Many up-scale folks in Toronto & Ottawa have inflections that sound
to
people from other provinces as "kinda British". Rural people in
Nova
Scotia didn't sound either Brit or Merkin 50 years ago, unique
Lunenburg (German influence) and Cape Breton (Scots and Gaelic)
pronounciation and usage. After moving here 50 years ago, I had to
learn that "C'mintha hice" was an invitation to enter. That's all
fading gradually away.

In 1980, I was on a bus filled with other blacksmiths proceeding
from
Ironbridge to Hereford. A guy in the seat behind me -- a certified
Brit whose normal delivery was what I took to be UK
upper-middle-class
urban -- was recounting a yarn to his seatmate in some particular
English regional dialect. It sounded exactly like the adults I
knew
in (Leftpondian) New Hampshire 65 years ago.

I think TV has an influence as a number of Dutch friends, especially
younger ones, speak English with a pronounced US accent and they
have a lot of US programs on Dutch TV.


The Germans who spoke English sounded American too. Generally the
well-educated foreign English speakers I've met, such as from
Argentina and Africa, had British accents. I don't expect American to
be the world standard.


A few decades ago, linguists were saying that the main influence that distinguished American English was that of German immigrants.
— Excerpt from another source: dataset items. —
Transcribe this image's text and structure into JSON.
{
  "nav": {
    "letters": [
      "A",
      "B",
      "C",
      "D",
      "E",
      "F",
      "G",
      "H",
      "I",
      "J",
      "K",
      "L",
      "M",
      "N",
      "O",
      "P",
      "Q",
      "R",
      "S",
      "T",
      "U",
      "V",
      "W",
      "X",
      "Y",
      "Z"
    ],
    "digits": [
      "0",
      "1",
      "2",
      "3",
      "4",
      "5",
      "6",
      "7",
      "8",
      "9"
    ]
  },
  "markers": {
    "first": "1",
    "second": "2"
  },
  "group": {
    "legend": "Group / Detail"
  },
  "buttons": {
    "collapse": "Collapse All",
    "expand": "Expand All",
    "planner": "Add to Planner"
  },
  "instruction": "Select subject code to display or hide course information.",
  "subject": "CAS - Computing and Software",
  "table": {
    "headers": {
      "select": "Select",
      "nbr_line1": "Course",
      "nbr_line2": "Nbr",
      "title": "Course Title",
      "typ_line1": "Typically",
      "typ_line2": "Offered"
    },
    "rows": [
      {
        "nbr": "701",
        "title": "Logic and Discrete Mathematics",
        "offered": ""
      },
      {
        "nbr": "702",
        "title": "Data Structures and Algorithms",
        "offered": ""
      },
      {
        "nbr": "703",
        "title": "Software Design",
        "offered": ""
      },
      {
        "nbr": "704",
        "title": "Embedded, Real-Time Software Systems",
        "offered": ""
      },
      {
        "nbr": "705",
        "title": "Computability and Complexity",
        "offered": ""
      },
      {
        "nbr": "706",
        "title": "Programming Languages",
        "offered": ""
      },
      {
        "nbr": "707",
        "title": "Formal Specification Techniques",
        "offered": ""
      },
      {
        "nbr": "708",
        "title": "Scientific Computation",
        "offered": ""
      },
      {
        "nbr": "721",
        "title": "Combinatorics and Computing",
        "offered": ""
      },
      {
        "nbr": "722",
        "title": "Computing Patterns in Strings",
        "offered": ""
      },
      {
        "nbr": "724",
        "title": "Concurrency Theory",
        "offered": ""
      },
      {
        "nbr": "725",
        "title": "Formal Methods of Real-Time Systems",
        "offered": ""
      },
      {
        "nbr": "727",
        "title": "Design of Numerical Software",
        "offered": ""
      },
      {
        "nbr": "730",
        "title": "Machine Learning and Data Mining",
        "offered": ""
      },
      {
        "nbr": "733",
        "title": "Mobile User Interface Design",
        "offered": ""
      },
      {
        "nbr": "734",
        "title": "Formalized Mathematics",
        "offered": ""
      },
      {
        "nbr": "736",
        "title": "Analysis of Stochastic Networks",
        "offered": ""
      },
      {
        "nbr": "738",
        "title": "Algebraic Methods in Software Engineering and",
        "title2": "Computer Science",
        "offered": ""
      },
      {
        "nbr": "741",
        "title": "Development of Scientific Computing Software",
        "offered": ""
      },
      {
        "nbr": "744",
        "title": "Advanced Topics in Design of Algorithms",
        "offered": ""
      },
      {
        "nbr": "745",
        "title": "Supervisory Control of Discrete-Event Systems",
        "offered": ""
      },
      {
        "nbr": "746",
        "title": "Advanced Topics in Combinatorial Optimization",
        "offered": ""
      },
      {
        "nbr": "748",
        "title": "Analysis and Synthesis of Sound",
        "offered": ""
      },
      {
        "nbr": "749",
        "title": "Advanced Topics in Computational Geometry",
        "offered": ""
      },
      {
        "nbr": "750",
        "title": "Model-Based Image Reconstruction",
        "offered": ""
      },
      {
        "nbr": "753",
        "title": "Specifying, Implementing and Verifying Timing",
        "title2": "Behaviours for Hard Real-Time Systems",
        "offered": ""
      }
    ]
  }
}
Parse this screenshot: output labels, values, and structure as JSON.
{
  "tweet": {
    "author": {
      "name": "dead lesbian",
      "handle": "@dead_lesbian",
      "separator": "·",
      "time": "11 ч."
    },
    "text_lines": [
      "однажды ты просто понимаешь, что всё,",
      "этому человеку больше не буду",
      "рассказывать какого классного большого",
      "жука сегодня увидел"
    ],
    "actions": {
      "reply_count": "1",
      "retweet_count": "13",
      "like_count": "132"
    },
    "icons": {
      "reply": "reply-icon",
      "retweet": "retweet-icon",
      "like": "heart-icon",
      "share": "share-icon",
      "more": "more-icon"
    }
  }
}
The blended result was the general accent we Murkins have today.

I haven't checked to see if this opinion has remained the same in the years since.

Of course, there were many other influences as well, and a lot of regional differences that are slowly disappearing. For example, the area of New England from Providence to the north still tends toward non-rhotic ("r" is silent) pronunciations, except for those who came from southwestern England (like my ancestors).